Overall, using MRD testing to identify an eradication cure is a work in progress. 

Barriers to a Cure

Faith Davies, MD of NYU discussed current barriers to a cure. She noted that the American Cancer Society identified 34,470 new myeloma cases per year but still showed 12,640 deaths per year. She also noted that in older studies, the cure fraction was around 10-15% of patients and in more recent studies that percentage is in the 30% range, so things are improving but we aren't there yet. 

Top issues included: 

1. An incomplete understanding of myeloma biology
2. Late diagnoses when patients are more likely to have organ damage such as kidney issues, bone lesions, anemia or elevated calcium (CRAB criteria)
3. Early treatment of precursor conditions - should it be done or not? 
4. Waiting to see if earlier immunotherapy treatment will be helpful
5. An assessment of the tools we have - are there pieces missing?
6. The importance of personalizing management like treatment toxicity, patient factors, disease stage, etc.
7. Precision therapies that could impact specific disease biology/genetics or the micro-environment in the bone marrow

Dr. Davies noted that myeloma treatment is not a one-size-fits-all approach.
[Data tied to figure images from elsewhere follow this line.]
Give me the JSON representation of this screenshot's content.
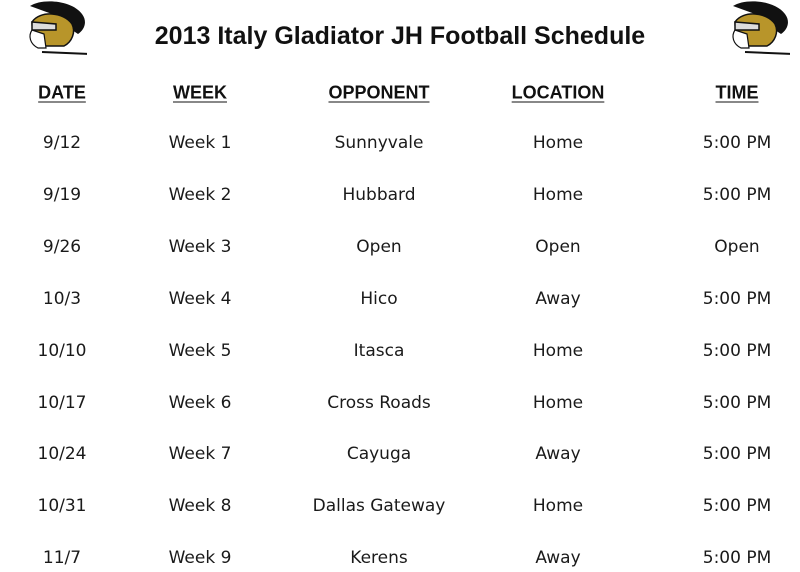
{
  "title": "2013 Italy Gladiator JH Football Schedule",
  "colors": {
    "helmet_gold": "#b8952a",
    "crest_black": "#111111"
  },
  "headers": [
    "DATE",
    "WEEK",
    "OPPONENT",
    "LOCATION",
    "TIME"
  ],
  "rows": [
    [
      "9/12",
      "Week 1",
      "Sunnyvale",
      "Home",
      "5:00 PM"
    ],
    [
      "9/19",
      "Week 2",
      "Hubbard",
      "Home",
      "5:00 PM"
    ],
    [
      "9/26",
      "Week 3",
      "Open",
      "Open",
      "Open"
    ],
    [
      "10/3",
      "Week 4",
      "Hico",
      "Away",
      "5:00 PM"
    ],
    [
      "10/10",
      "Week 5",
      "Itasca",
      "Home",
      "5:00 PM"
    ],
    [
      "10/17",
      "Week 6",
      "Cross Roads",
      "Home",
      "5:00 PM"
    ],
    [
      "10/24",
      "Week 7",
      "Cayuga",
      "Away",
      "5:00 PM"
    ],
    [
      "10/31",
      "Week 8",
      "Dallas Gateway",
      "Home",
      "5:00 PM"
    ],
    [
      "11/7",
      "Week 9",
      "Kerens",
      "Away",
      "5:00 PM"
    ]
  ]
}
Using Immunotherapy to Achieve a Myeloma Cure

Simon Marrison, MD of the Royal Melbourne Hospital in Australia covered how immunotherapy could be used to achieve a cure. He noted that although stem cell transplant is very potent and helps get patients into stronger and longer remissions, 30% of the cure achieved through transplant with allo transplant is offset by graft vs. host disease. 
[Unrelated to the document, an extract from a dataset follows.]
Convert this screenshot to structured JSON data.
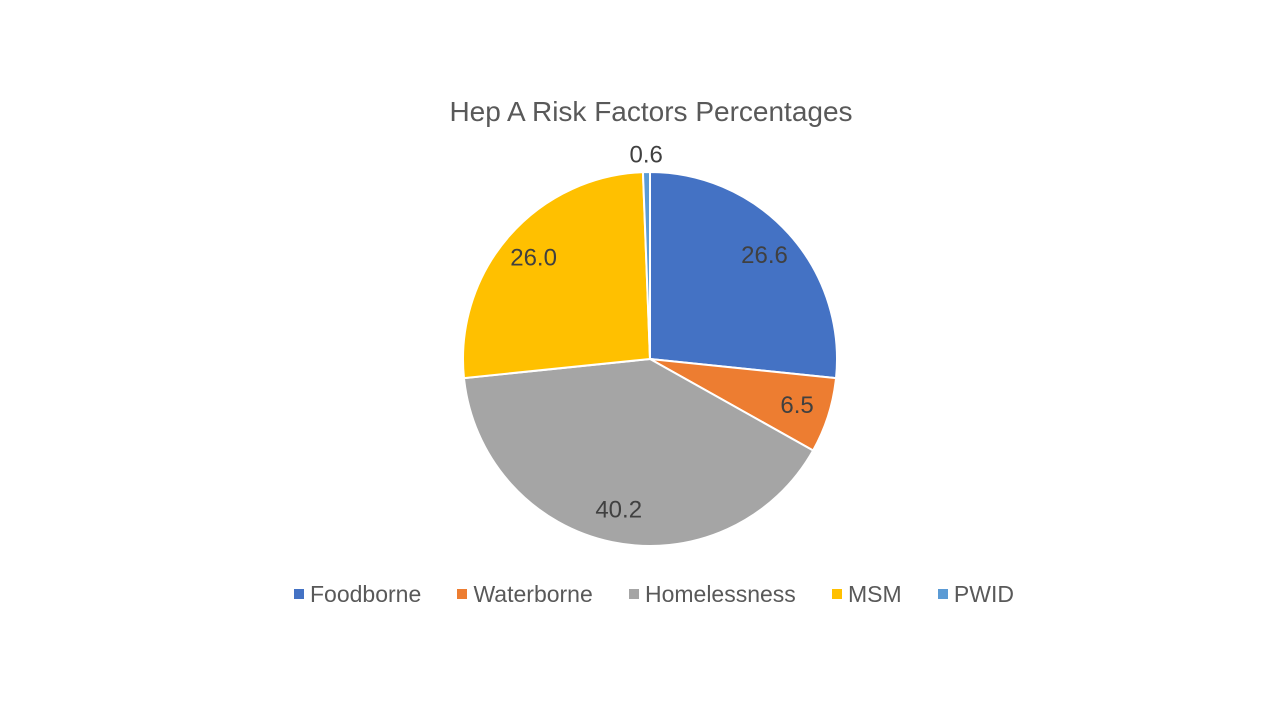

Dr. Marrison noted that the immune microenvironment fights back even with CAR T therapy approaches and myeloma can return. While some CAR T therapies have an impressive 100% overall response rate, CAR T remains a technologically and logistically complex treatment. Additional advances like donor (allo) CAR T therapies and bispecific therapies are coming and have advantages. Teclistamab is now approved in Europe and is anticipated to be approved soon in the US. Even newer approaches like CAR-NK cell therapy, CAR-macrophages and other NK cell therapy are now being looked at. 
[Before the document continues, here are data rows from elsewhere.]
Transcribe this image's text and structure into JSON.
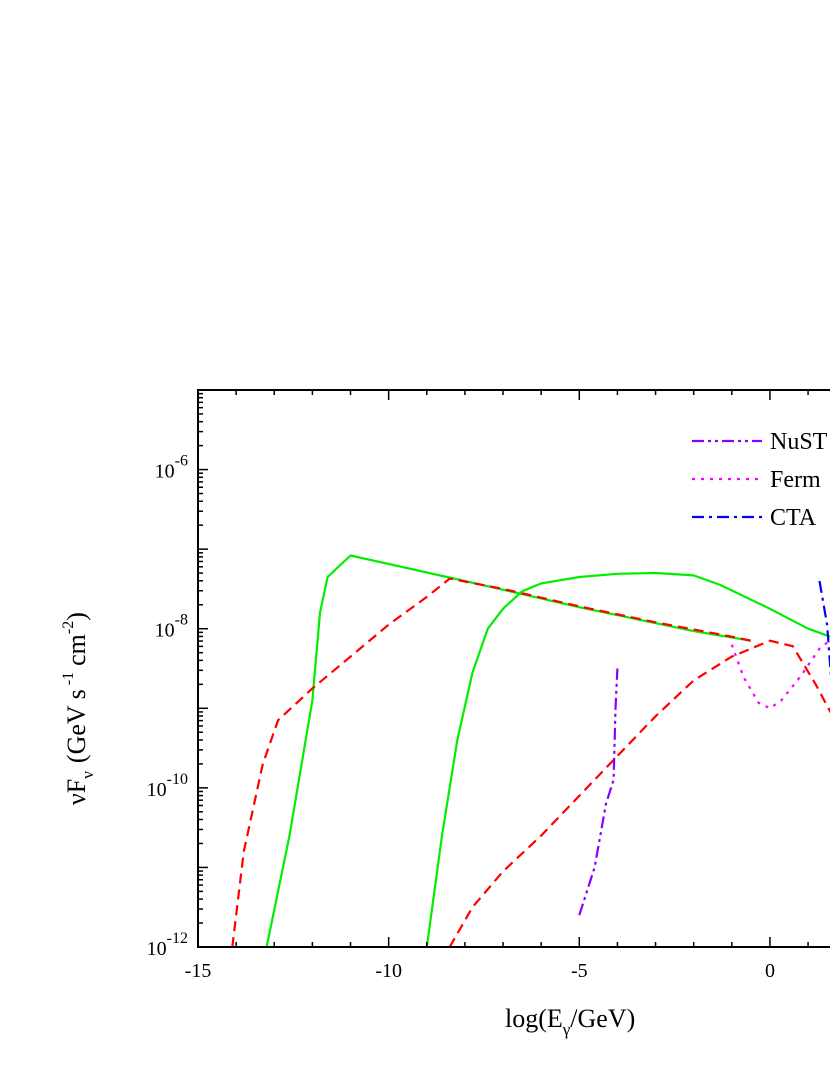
{
  "chart_data": {
    "type": "line",
    "xlabel_main": "log(E",
    "xlabel_sub": "γ",
    "xlabel_end": "/GeV)",
    "ylabel_nu": "νF",
    "ylabel_nu_sub": "ν",
    "ylabel_units_pre": "(GeV s",
    "ylabel_units_exp1": "-1",
    "ylabel_units_mid": "cm",
    "ylabel_units_exp2": "-2",
    "ylabel_units_post": ")",
    "xlim": [
      -15,
      2
    ],
    "ylim_log10": [
      -12,
      -5
    ],
    "y_scale": "log",
    "x_ticks": [
      {
        "value": -15,
        "label": "-15"
      },
      {
        "value": -10,
        "label": "-10"
      },
      {
        "value": -5,
        "label": "-5"
      },
      {
        "value": 0,
        "label": "0"
      }
    ],
    "y_ticks": [
      {
        "exp": -12,
        "base": "10",
        "sup": "-12"
      },
      {
        "exp": -10,
        "base": "10",
        "sup": "-10"
      },
      {
        "exp": -8,
        "base": "10",
        "sup": "-8"
      },
      {
        "exp": -6,
        "base": "10",
        "sup": "-6"
      }
    ],
    "legend": {
      "placement": "top-right",
      "entries": [
        {
          "label": "NuST",
          "color": "#8800ff",
          "dash": "dash-dot-dot"
        },
        {
          "label": "Ferm",
          "color": "#ff00ff",
          "dash": "dotted"
        },
        {
          "label": "CTA",
          "color": "#0000ff",
          "dash": "dash-dot"
        }
      ]
    },
    "series": [
      {
        "color": "#00ee00",
        "dash": "solid",
        "points": [
          [
            -13.2,
            -12
          ],
          [
            -12.6,
            -10.6
          ],
          [
            -12.0,
            -8.9
          ],
          [
            -11.8,
            -7.8
          ],
          [
            -11.6,
            -7.35
          ],
          [
            -11.0,
            -7.08
          ],
          [
            -8.0,
            -7.4
          ],
          [
            -5.0,
            -7.73
          ],
          [
            -2.0,
            -8.03
          ],
          [
            -0.5,
            -8.15
          ]
        ]
      },
      {
        "color": "#ff0000",
        "dash": "dashed",
        "points": [
          [
            -14.1,
            -12
          ],
          [
            -13.8,
            -10.8
          ],
          [
            -13.3,
            -9.7
          ],
          [
            -12.9,
            -9.15
          ],
          [
            -12.0,
            -8.75
          ],
          [
            -11.0,
            -8.35
          ],
          [
            -10.0,
            -7.95
          ],
          [
            -9.0,
            -7.6
          ],
          [
            -8.4,
            -7.37
          ],
          [
            -7.0,
            -7.5
          ],
          [
            -5.0,
            -7.72
          ],
          [
            -3.0,
            -7.92
          ],
          [
            -1.0,
            -8.1
          ],
          [
            -0.5,
            -8.15
          ]
        ]
      },
      {
        "color": "#00ee00",
        "dash": "solid",
        "points": [
          [
            -9.0,
            -12
          ],
          [
            -8.6,
            -10.6
          ],
          [
            -8.2,
            -9.4
          ],
          [
            -7.8,
            -8.55
          ],
          [
            -7.4,
            -8.0
          ],
          [
            -7.0,
            -7.75
          ],
          [
            -6.5,
            -7.53
          ],
          [
            -6.0,
            -7.43
          ],
          [
            -5.0,
            -7.35
          ],
          [
            -4.0,
            -7.31
          ],
          [
            -3.0,
            -7.3
          ],
          [
            -2.0,
            -7.33
          ],
          [
            -1.3,
            -7.45
          ],
          [
            0.0,
            -7.75
          ],
          [
            1.0,
            -8.0
          ],
          [
            1.7,
            -8.12
          ]
        ]
      },
      {
        "color": "#ff0000",
        "dash": "dashed",
        "points": [
          [
            -8.4,
            -12
          ],
          [
            -7.8,
            -11.5
          ],
          [
            -7.0,
            -11.05
          ],
          [
            -6.0,
            -10.6
          ],
          [
            -5.0,
            -10.1
          ],
          [
            -4.0,
            -9.6
          ],
          [
            -3.0,
            -9.1
          ],
          [
            -2.0,
            -8.65
          ],
          [
            -1.0,
            -8.35
          ],
          [
            0.0,
            -8.15
          ],
          [
            0.6,
            -8.22
          ],
          [
            1.2,
            -8.7
          ],
          [
            1.7,
            -9.15
          ]
        ]
      },
      {
        "color": "#8800ff",
        "dash": "dash-dot-dot",
        "points": [
          [
            -5.0,
            -11.6
          ],
          [
            -4.6,
            -11.0
          ],
          [
            -4.3,
            -10.2
          ],
          [
            -4.1,
            -9.9
          ],
          [
            -4.05,
            -9.0
          ],
          [
            -4.0,
            -8.5
          ]
        ]
      },
      {
        "color": "#ff00ff",
        "dash": "dotted",
        "points": [
          [
            -1.0,
            -8.2
          ],
          [
            -0.7,
            -8.6
          ],
          [
            -0.3,
            -8.93
          ],
          [
            0.0,
            -9.0
          ],
          [
            0.3,
            -8.9
          ],
          [
            0.8,
            -8.6
          ],
          [
            1.3,
            -8.25
          ],
          [
            1.7,
            -8.1
          ]
        ]
      },
      {
        "color": "#0000ff",
        "dash": "dash-dot",
        "points": [
          [
            1.3,
            -7.4
          ],
          [
            1.5,
            -7.95
          ],
          [
            1.6,
            -8.6
          ],
          [
            1.7,
            -9.0
          ]
        ]
      }
    ]
  }
}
Interestingly, CAR T excludes T cells from the micro-environment, so CAR T may not be helpful for patients with extramedullary disease (myeloma found outside the bone marrow). 

He discussed that a "Total Immunotherapy" approach could look something like:

1. T cell collection
2. Treatment that lowers/debulks the myeloma
3. Stem cell transplant
4. BCMA targeted CAR T therapy
5. Bispecific therapy perhaps targeting something different from BCMA

He noted that infection risk may be prevent such an approach from being feasible. Nevertheless, we have much to learn about a myeloma cure and there is significant development happening in the space.

We have much to be grateful for as myeloma patients in today's treatment landscape. Perhaps with better combinations, earlier immunotherapy use and different sequences and combinations of therapy, more patients may achieve that long-term cure.